A vigilance court in Thiruvananthapuram on Wednesday posted the trial in the multi-crore palmolein import case, involving Central Vigilance Commissioner P.J. Thomas, to January 25.
The Kerala government's legal advisor informed the trial court that the official communication from the Supreme Court, which had on Tuesday vacated a stay on the trial (See: Supreme Court clears way for trial of CVC chief in Kerala), was still awaited.
Key documents relating to the 10-year case were also with the apex court in Delhi and would take time to reach the state capital, it was argued.
Kerala's vigilance and anti-corruption bureau filed a charge-sheet in the trial court in 2003 against Thomas and seven other persons - including former state chief minister K. Karunakaran - accusing them of causing a loss of Rs2.32 crore to the state exchequer, while importing 15,000 tonnes of palmolein oil from a Singapore firm.

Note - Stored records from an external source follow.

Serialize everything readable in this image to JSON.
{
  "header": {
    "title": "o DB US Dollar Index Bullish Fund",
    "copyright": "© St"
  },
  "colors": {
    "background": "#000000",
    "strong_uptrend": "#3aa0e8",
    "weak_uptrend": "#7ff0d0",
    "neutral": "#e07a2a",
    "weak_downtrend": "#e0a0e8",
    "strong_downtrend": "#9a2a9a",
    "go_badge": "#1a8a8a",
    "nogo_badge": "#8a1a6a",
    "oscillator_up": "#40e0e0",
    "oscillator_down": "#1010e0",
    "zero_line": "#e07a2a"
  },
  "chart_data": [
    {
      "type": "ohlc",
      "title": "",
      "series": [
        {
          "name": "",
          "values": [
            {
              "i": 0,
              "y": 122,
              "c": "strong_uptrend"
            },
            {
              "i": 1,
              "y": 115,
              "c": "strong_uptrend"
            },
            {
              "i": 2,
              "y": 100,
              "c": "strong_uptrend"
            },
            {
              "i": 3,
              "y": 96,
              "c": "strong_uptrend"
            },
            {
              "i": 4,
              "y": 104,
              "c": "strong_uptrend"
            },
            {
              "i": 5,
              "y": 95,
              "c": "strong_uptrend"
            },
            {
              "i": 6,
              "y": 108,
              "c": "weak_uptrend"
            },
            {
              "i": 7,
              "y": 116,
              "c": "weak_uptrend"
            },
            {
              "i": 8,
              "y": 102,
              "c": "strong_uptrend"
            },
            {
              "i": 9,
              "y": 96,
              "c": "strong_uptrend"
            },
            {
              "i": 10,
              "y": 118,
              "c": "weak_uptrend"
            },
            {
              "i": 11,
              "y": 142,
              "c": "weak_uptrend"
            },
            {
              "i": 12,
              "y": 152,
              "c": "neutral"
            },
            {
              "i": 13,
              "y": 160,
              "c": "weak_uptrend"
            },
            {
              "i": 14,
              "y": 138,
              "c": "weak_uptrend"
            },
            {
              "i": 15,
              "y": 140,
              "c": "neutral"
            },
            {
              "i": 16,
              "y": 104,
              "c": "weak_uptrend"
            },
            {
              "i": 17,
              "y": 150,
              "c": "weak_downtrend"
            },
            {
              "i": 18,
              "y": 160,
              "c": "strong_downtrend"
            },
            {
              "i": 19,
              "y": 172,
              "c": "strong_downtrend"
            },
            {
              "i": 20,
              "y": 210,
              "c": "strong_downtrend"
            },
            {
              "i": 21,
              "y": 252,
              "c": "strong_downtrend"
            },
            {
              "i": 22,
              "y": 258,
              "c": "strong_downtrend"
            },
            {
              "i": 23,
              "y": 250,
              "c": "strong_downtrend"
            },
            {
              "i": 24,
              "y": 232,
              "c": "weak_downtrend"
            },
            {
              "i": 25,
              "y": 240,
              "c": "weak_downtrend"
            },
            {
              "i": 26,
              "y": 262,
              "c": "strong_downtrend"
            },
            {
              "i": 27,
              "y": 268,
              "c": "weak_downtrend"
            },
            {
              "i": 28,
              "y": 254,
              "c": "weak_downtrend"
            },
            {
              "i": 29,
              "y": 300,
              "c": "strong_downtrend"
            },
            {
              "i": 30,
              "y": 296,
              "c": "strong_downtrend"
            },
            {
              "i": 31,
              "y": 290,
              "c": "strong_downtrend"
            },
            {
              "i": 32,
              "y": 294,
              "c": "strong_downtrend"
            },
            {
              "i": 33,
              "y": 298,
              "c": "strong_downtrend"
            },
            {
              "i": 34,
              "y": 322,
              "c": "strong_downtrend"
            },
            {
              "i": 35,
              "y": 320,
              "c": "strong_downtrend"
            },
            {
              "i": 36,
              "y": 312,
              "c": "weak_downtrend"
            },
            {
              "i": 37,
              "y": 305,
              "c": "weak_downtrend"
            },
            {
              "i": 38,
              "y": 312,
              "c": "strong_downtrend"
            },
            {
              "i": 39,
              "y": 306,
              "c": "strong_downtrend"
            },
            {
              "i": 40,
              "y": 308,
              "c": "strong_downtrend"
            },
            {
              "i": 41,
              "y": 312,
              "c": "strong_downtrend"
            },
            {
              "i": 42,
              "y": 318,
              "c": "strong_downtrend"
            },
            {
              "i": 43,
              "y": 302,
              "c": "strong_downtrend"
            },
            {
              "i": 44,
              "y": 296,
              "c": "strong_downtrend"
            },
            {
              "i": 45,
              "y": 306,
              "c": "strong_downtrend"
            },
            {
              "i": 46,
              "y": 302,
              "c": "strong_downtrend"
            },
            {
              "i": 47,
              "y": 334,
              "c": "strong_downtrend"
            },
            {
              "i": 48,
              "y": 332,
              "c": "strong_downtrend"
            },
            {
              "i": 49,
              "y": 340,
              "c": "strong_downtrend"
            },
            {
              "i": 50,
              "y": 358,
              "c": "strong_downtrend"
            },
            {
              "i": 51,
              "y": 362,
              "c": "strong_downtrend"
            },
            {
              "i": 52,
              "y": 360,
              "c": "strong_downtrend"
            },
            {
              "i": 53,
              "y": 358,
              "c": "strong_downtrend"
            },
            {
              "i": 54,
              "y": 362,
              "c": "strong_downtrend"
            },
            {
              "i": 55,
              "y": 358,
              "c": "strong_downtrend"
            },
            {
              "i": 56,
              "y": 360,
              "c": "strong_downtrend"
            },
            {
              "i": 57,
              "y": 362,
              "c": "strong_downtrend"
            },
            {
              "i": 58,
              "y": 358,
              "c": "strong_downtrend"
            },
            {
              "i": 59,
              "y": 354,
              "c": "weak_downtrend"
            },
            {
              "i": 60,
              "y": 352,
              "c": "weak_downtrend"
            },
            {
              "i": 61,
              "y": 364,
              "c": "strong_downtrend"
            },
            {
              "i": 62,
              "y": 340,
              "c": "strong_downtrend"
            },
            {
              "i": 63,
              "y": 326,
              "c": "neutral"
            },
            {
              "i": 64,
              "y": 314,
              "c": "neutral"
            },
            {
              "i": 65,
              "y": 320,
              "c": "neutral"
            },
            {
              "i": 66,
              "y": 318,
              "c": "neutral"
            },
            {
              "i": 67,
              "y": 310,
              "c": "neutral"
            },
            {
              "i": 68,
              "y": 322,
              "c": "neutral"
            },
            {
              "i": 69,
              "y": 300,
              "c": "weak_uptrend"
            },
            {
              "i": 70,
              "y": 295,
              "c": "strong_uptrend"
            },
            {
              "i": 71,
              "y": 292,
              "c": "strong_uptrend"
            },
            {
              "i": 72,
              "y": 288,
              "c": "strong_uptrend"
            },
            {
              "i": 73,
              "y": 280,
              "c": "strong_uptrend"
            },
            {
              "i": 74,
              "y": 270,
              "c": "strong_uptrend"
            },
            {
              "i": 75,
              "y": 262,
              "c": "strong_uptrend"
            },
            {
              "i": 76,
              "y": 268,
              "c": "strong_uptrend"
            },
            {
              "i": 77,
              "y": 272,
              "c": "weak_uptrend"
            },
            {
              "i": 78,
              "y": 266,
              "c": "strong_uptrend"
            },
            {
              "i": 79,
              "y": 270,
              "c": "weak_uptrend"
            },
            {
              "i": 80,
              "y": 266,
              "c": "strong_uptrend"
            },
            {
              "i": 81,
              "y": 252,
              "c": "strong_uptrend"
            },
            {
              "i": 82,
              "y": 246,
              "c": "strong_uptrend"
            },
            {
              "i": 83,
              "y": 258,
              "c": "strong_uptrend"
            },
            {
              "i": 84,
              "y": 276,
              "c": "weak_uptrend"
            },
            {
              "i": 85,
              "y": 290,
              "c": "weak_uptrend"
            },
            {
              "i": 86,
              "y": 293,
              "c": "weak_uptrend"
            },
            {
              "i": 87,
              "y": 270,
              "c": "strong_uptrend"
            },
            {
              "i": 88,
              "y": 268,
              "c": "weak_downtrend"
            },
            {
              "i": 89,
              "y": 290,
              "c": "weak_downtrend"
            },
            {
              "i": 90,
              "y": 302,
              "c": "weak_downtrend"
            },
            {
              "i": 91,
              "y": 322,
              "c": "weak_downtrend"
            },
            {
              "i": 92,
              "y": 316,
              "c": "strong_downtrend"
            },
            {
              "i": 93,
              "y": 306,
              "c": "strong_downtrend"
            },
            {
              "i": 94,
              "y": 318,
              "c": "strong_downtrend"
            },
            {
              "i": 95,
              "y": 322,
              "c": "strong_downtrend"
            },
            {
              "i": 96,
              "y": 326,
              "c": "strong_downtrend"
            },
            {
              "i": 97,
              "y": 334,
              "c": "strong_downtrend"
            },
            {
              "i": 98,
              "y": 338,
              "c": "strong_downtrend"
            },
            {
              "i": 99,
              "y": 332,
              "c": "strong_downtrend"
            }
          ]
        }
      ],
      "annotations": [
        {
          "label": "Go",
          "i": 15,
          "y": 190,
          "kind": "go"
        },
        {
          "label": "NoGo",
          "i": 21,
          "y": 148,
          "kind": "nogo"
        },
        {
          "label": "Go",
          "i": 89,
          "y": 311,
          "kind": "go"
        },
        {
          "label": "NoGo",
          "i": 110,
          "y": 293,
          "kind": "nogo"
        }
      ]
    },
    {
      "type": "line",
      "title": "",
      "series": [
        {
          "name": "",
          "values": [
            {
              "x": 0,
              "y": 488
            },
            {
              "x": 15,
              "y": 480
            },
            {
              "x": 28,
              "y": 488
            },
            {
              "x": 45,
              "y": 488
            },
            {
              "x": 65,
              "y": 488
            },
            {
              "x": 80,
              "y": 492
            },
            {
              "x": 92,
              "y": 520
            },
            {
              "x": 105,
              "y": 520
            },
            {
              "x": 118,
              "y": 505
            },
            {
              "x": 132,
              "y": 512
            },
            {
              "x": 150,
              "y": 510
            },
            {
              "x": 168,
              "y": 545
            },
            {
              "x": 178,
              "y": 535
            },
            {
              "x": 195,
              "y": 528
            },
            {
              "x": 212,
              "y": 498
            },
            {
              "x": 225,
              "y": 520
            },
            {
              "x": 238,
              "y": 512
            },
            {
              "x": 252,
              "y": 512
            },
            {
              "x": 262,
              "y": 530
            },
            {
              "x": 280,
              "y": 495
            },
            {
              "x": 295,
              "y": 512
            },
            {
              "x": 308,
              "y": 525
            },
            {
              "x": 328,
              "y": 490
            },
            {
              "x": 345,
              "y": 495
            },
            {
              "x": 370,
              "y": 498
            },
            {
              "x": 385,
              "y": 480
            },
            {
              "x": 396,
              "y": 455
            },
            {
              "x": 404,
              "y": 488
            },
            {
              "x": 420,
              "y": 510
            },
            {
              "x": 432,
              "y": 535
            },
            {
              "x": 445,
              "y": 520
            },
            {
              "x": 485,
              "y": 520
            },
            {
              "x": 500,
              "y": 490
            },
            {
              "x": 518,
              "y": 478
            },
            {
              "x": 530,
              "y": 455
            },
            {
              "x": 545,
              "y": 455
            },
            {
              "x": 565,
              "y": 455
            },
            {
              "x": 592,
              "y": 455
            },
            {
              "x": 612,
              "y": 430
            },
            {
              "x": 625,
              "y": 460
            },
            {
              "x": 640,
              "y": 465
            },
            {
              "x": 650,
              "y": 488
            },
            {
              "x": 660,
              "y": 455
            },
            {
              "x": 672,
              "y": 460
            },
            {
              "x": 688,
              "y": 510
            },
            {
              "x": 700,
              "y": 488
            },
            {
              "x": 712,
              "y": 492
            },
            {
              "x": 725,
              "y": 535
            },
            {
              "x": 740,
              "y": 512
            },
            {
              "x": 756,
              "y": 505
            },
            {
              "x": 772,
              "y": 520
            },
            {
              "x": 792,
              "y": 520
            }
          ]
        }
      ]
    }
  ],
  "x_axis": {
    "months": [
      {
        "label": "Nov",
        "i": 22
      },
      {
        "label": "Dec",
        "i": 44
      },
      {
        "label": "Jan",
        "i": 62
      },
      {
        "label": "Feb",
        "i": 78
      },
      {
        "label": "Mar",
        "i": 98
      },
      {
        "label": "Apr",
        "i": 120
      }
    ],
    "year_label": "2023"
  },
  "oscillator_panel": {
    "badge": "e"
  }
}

Karunakaran - who died last month - was the Congress chief minister in 1991 when the oil was imported by the state government and Thomas was the food secretary and member of the Kerala State Civil Supplies Corporation Board. Both Karunakaran and Thomas accused the Left front government of political victimisation and claimed their innocence.
Karunakaran also filed an appeal in the Supreme Court in 2007, and obtained a stay on the proceedings in the trial court in the state capital. Following his death, the court vacated the stay.
The opposition parties, led by the Bharatiya Janata Party (BJP), have been gunning for Thomas ever since he was appointed to the top vigilance post in Delhi. The ruling United Progressive Alliance government has, however, defended him strongly.
The Centre for Public Interest Litigation had filed an affidavit in the Supreme Court questioning his appointment as the CVC chief. According to the NGO, the government has established guidelines that prohibit the promotion of officers against whom a criminal charge-sheet is pending.